Crapo: Bipartisan Work Must Continue on Debt

Joins new coalition saying fiscal planning a proper follow-up to tax increase prevention

Washington, D.C. - The bipartisan ideas to reduce the national debt discussed by the President's Commission on Fiscal Responsibility and Reform should be further engaged by the Congress, according to Idaho Senator Mike Crapo. A member of the Fiscal Commission, Crapo spoke on the Senate floor as part of a bipartisan coalition that seeks agreement to make reducing the debt a priority.

Crapo said focusing on debt issues is a natural follow-up to an expected Senate agreement to hold the line against tax increases for every American. Reforming the tax code to make it more fair and competitive should also be a priority in the new Congress.

"As a member of the President's Commission on Fiscal Responsibility and Reform, I have had the opportunity over the past year to work on a bipartisan basis to develop a reform proposal that would be an important first step in addressing the most important domestic issue our nation faces," Crapo said.

"This report, although incomplete and imperfect, received the support of 11 of the 18 commissioners, including 5 of the 6 Senators on the commission. Although that number fell short of the 14 commissioners needed to guarantee floor consideration of the proposal here in the Senate, and in the House, we do not have time to start again from scratch. This report should be the basis of fiscal reform legislation considered here in the Senate, and it should be our top priority to turn the commission's recommendations into legislative language.

"I appreciate the bipartisan efforts of my colleagues here, led by Senators Chambliss and Warner, and I will continue to work with them, and all of my colleagues here to aggressively push our Senate leaders to address this most important issue. The legislation we are considering here today is an important measure that we must pass in order to keep our fiscal picture from getting even worse.

"We cannot allow taxes to be increased on any American family or small business in these difficult economic times. It is not our current tax rates that are the cause of our current fiscal problems. Just three years ago, in 2007, our government brought in tax revenue at 18.5 percent of our GDP, with the same exact tax rates we are seeking to extend today. That 18.5 percent is higher than our historic average of 18.2 percent. So, there is no question that we can fully fund our historic levels of government spending with the tax rates in place just as they are now.

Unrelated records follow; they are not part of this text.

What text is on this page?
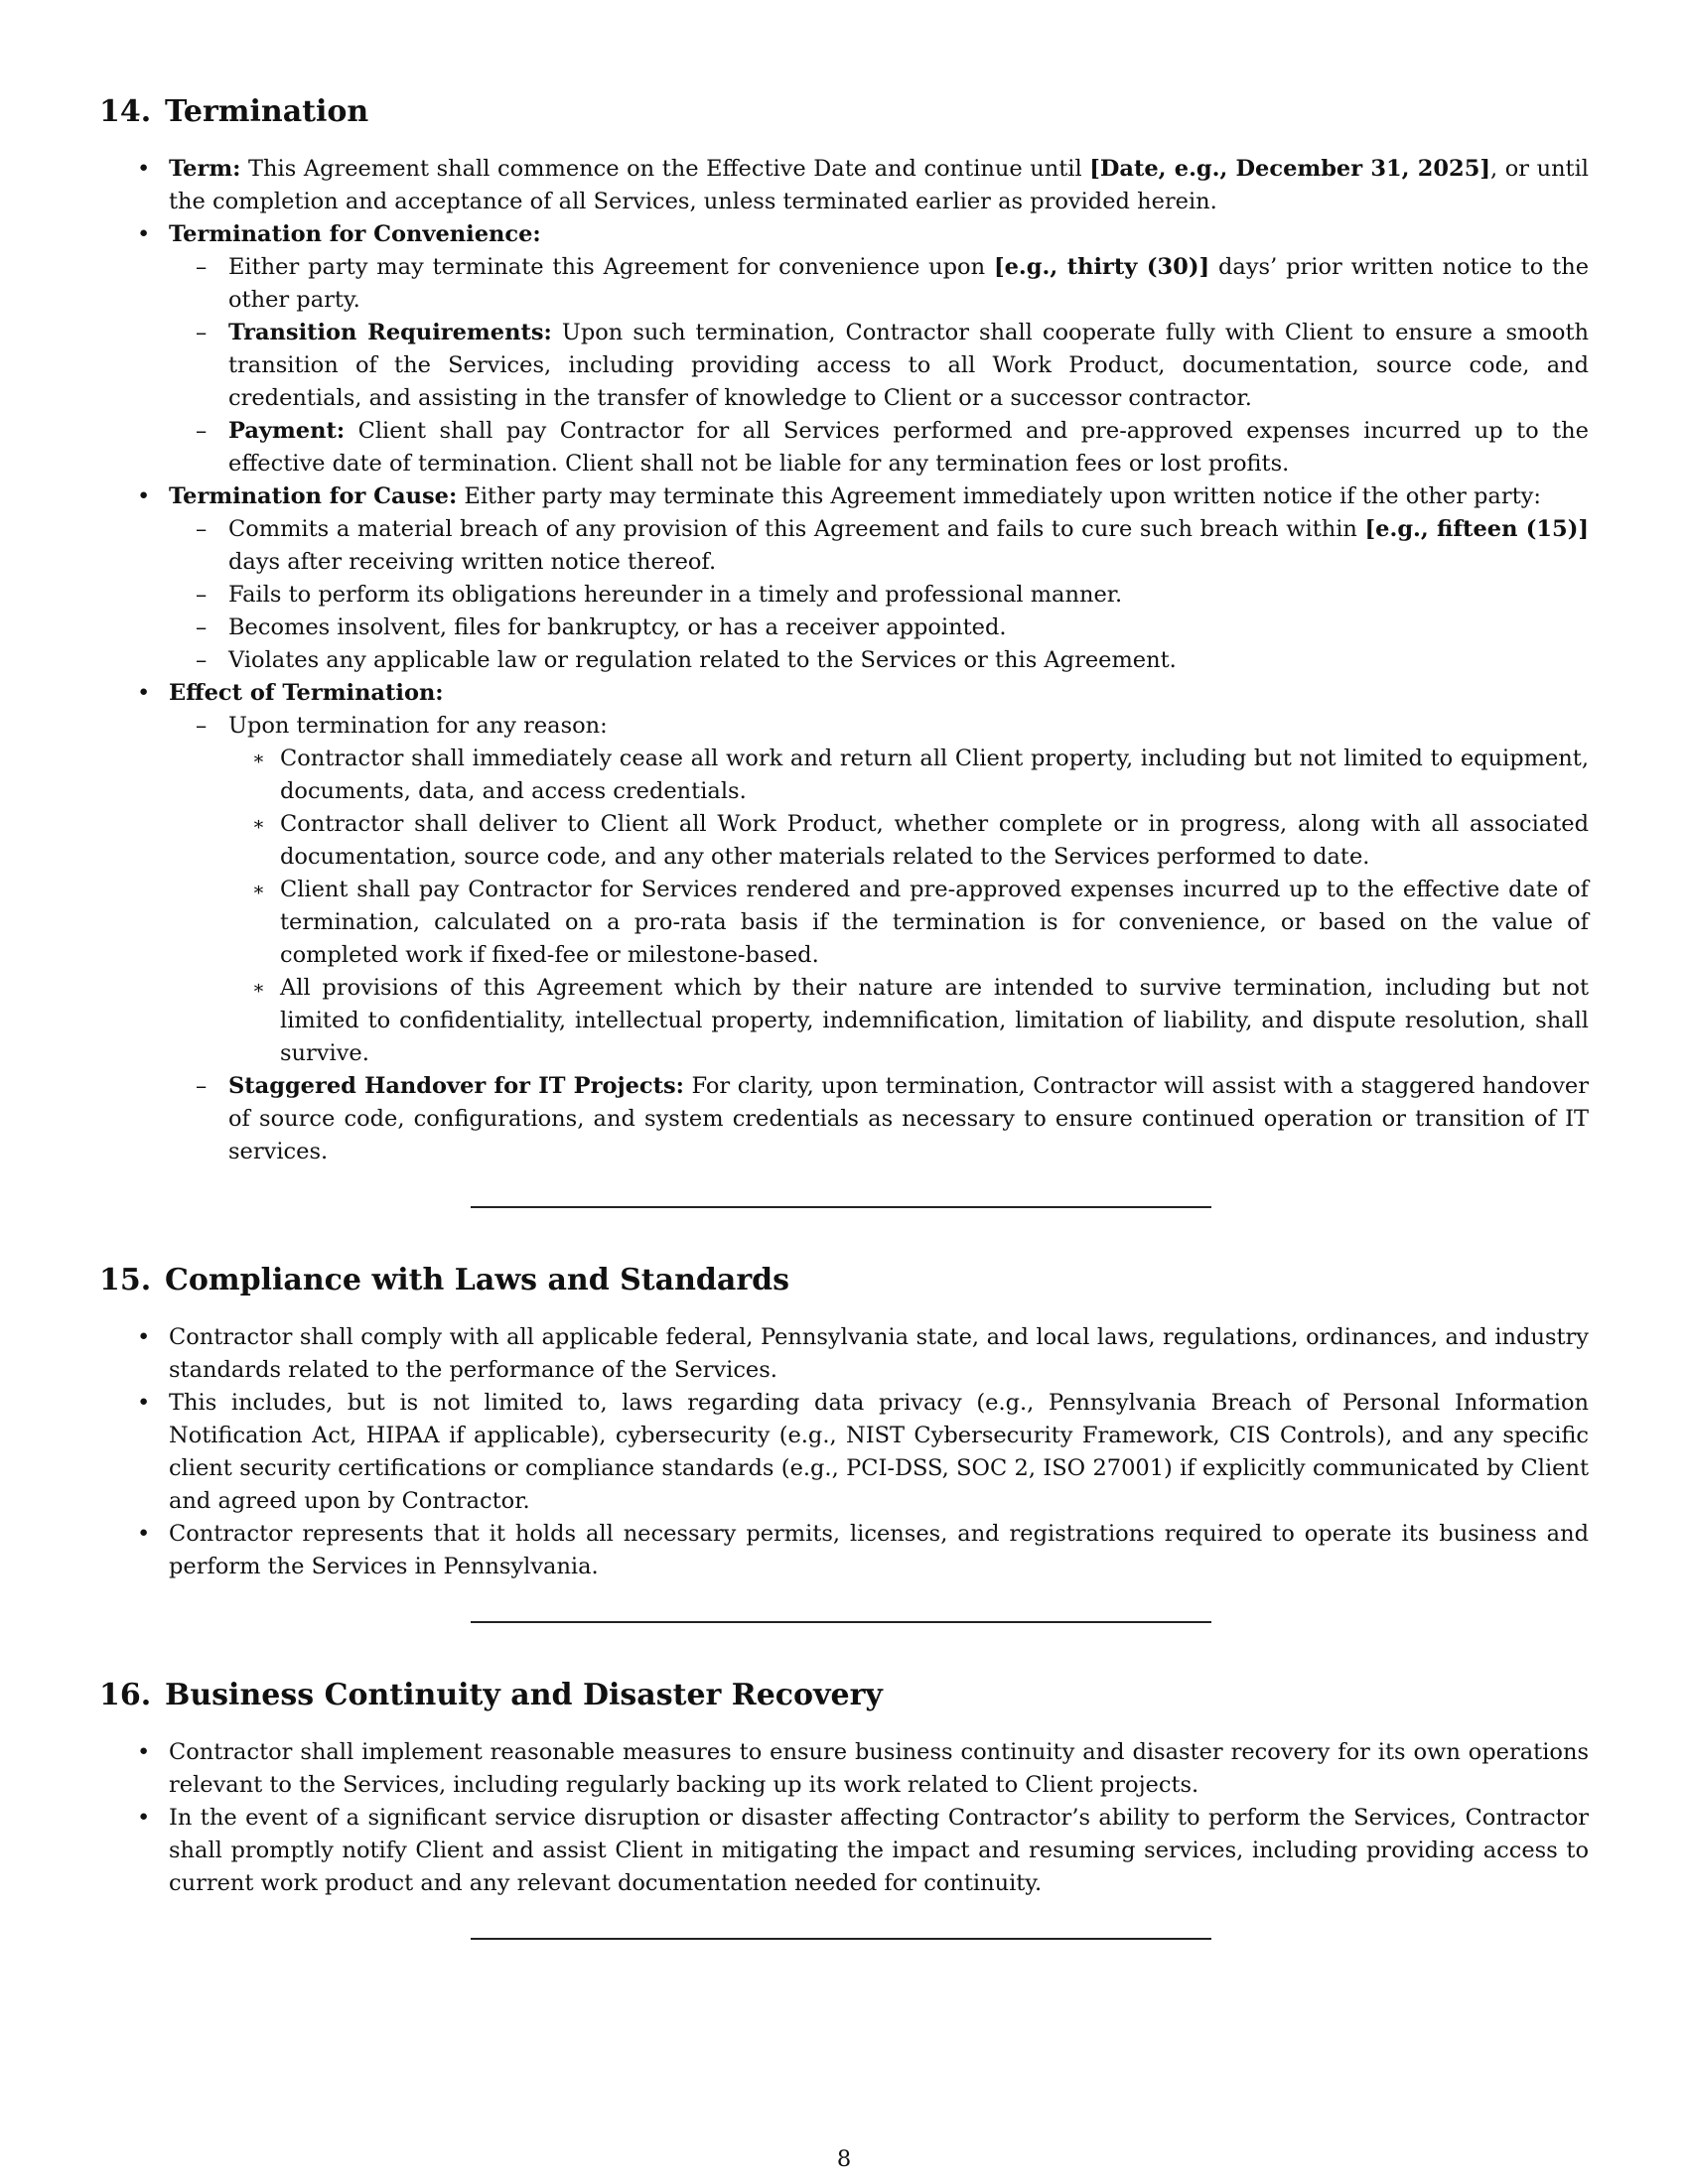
14. Termination
• Term: This Agreement shall commence on the Effective Date and continue until [Date, e.g., December 31, 2025], or until the completion and acceptance of all Services, unless terminated earlier as provided herein.
• Termination for Convenience:
– Either party may terminate this Agreement for convenience upon [e.g., thirty (30)] days’ prior written notice to the other party.
– Transition Requirements: Upon such termination, Contractor shall cooperate fully with Client to ensure a smooth transition of the Services, including providing access to all Work Product, documentation, source code, and credentials, and assisting in the transfer of knowledge to Client or a successor contractor.
– Payment: Client shall pay Contractor for all Services performed and pre-approved expenses incurred up to the effective date of termination. Client shall not be liable for any termination fees or lost profits.
• Termination for Cause: Either party may terminate this Agreement immediately upon written notice if the other party:
– Commits a material breach of any provision of this Agreement and fails to cure such breach within [e.g., fifteen (15)] days after receiving written notice thereof.
– Fails to perform its obligations hereunder in a timely and professional manner.
– Becomes insolvent, files for bankruptcy, or has a receiver appointed.
– Violates any applicable law or regulation related to the Services or this Agreement.
• Effect of Termination:
– Upon termination for any reason:
∗ Contractor shall immediately cease all work and return all Client property, including but not limited to equipment, documents, data, and access credentials.
∗ Contractor shall deliver to Client all Work Product, whether complete or in progress, along with all associated documentation, source code, and any other materials related to the Services performed to date.
∗ Client shall pay Contractor for Services rendered and pre-approved expenses incurred up to the effective date of termination, calculated on a pro-rata basis if the termination is for convenience, or based on the value of completed work if fixed-fee or milestone-based.
∗ All provisions of this Agreement which by their nature are intended to survive termination, including but not limited to confidentiality, intellectual property, indemnification, limitation of liability, and dispute resolution, shall survive.
– Staggered Handover for IT Projects: For clarity, upon termination, Contractor will assist with a staggered handover of source code, configurations, and system credentials as necessary to ensure continued operation or transition of IT services.
15. Compliance with Laws and Standards
• Contractor shall comply with all applicable federal, Pennsylvania state, and local laws, regulations, ordinances, and industry standards related to the performance of the Services.
• This includes, but is not limited to, laws regarding data privacy (e.g., Pennsylvania Breach of Personal Information Notification Act, HIPAA if applicable), cybersecurity (e.g., NIST Cybersecurity Framework, CIS Controls), and any specific client security certifications or compliance standards (e.g., PCI-DSS, SOC 2, ISO 27001) if explicitly communicated by Client and agreed upon by Contractor.
• Contractor represents that it holds all necessary permits, licenses, and registrations required to operate its business and perform the Services in Pennsylvania.
16. Business Continuity and Disaster Recovery
• Contractor shall implement reasonable measures to ensure business continuity and disaster recovery for its own operations relevant to the Services, including regularly backing up its work related to Client projects.
• In the event of a significant service disruption or disaster affecting Contractor’s ability to perform the Services, Contractor shall promptly notify Client and assist Client in mitigating the impact and resuming services, including providing access to current work product and any relevant documentation needed for continuity.
8
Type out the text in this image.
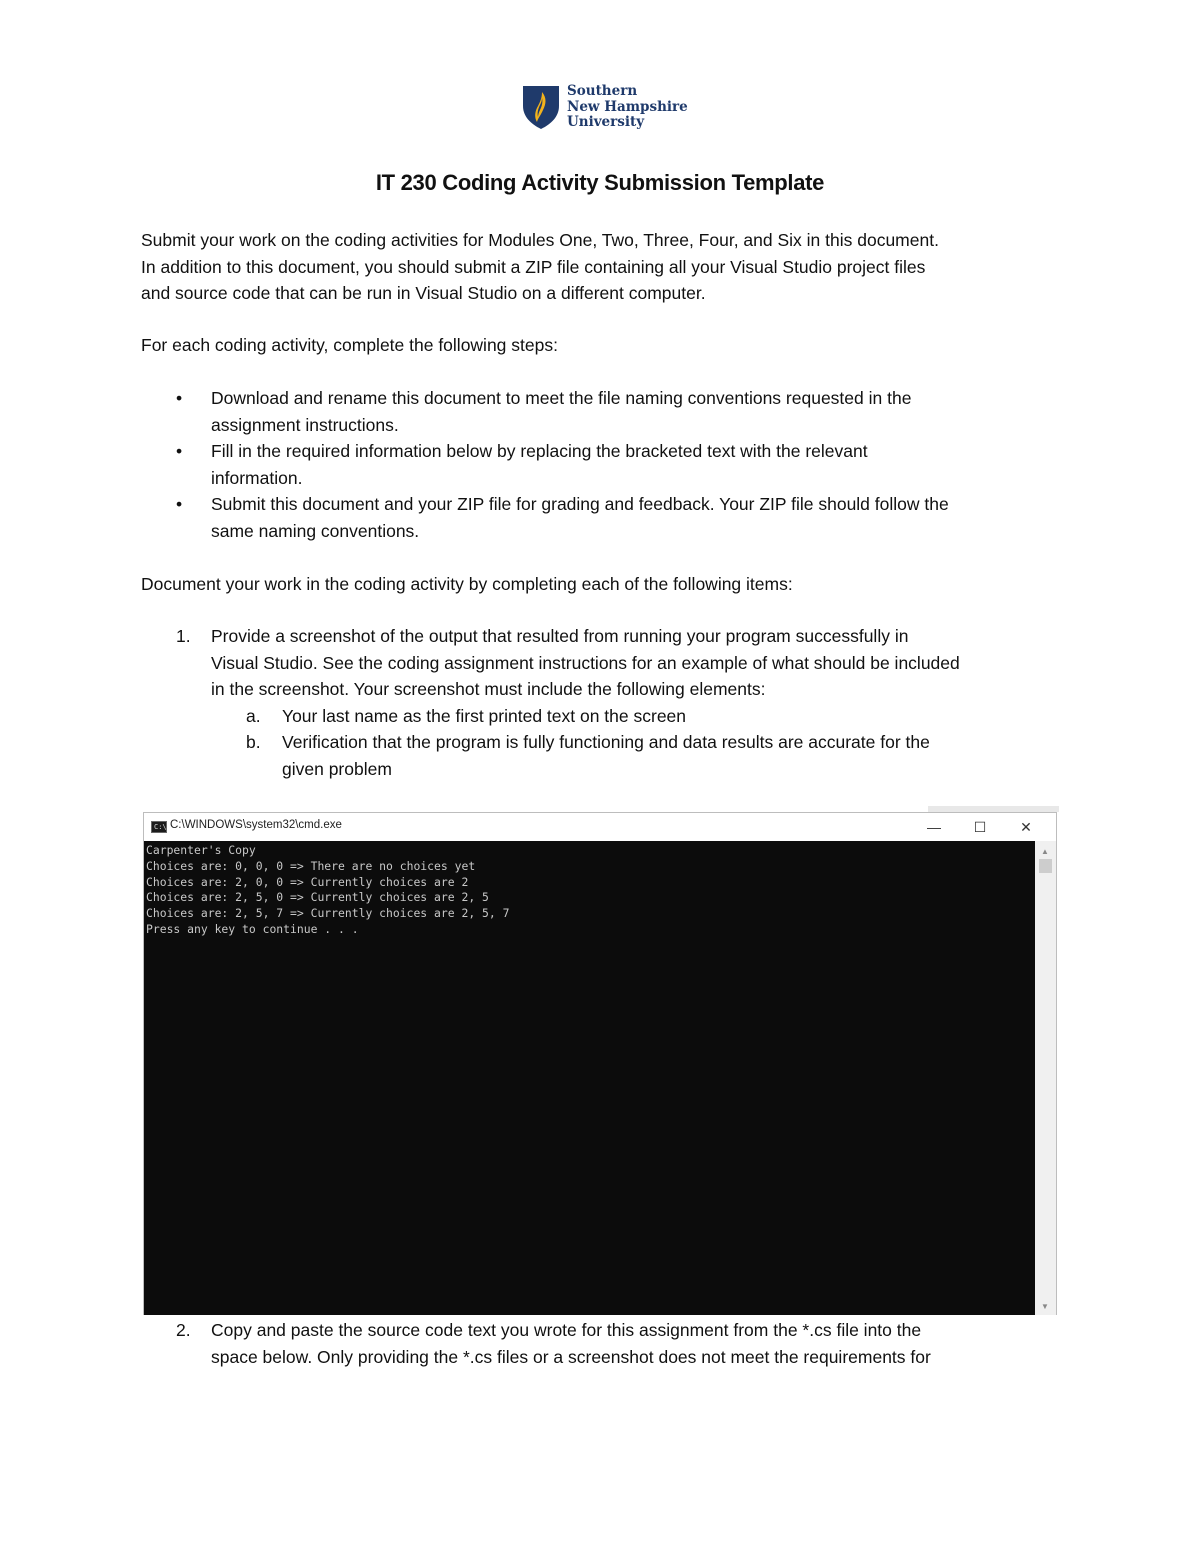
Southern
New Hampshire
University
IT 230 Coding Activity Submission Template
Submit your work on the coding activities for Modules One, Two, Three, Four, and Six in this document.
In addition to this document, you should submit a ZIP file containing all your Visual Studio project files
and source code that can be run in Visual Studio on a different computer.
For each coding activity, complete the following steps:
• Download and rename this document to meet the file naming conventions requested in the
assignment instructions.
• Fill in the required information below by replacing the bracketed text with the relevant
information.
• Submit this document and your ZIP file for grading and feedback. Your ZIP file should follow the
same naming conventions.
Document your work in the coding activity by completing each of the following items:
1. Provide a screenshot of the output that resulted from running your program successfully in
Visual Studio. See the coding assignment instructions for an example of what should be included
in the screenshot. Your screenshot must include the following elements:
a. Your last name as the first printed text on the screen
b. Verification that the program is fully functioning and data results are accurate for the
given problem
C:\ C:\WINDOWS\system32\cmd.exe	—	☐	✕
Carpenter's Copy
Choices are: 0, 0, 0 => There are no choices yet
Choices are: 2, 0, 0 => Currently choices are 2
Choices are: 2, 5, 0 => Currently choices are 2, 5
Choices are: 2, 5, 7 => Currently choices are 2, 5, 7
Press any key to continue . . .
▲
▼
2. Copy and paste the source code text you wrote for this assignment from the *.cs file into the
space below. Only providing the *.cs files or a screenshot does not meet the requirements for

"The problem is that our levels of spending in the last few years have far exceeded their historic levels, and our low economic growth and high unemployment have eroded our tax base. The recommendations made by the Fiscal Commission seek to address these problems by proposing pro-growth tax reform and significant spending cuts, enforced by hard spending caps.

"This is exactly the kind of legislation we need in order to start getting our fiscal house in order.  It will not get us all the way there, but it is an important start, and I look forward to working with my colleagues to continue to push for these kind of comprehensive solutions," Crapo concluded.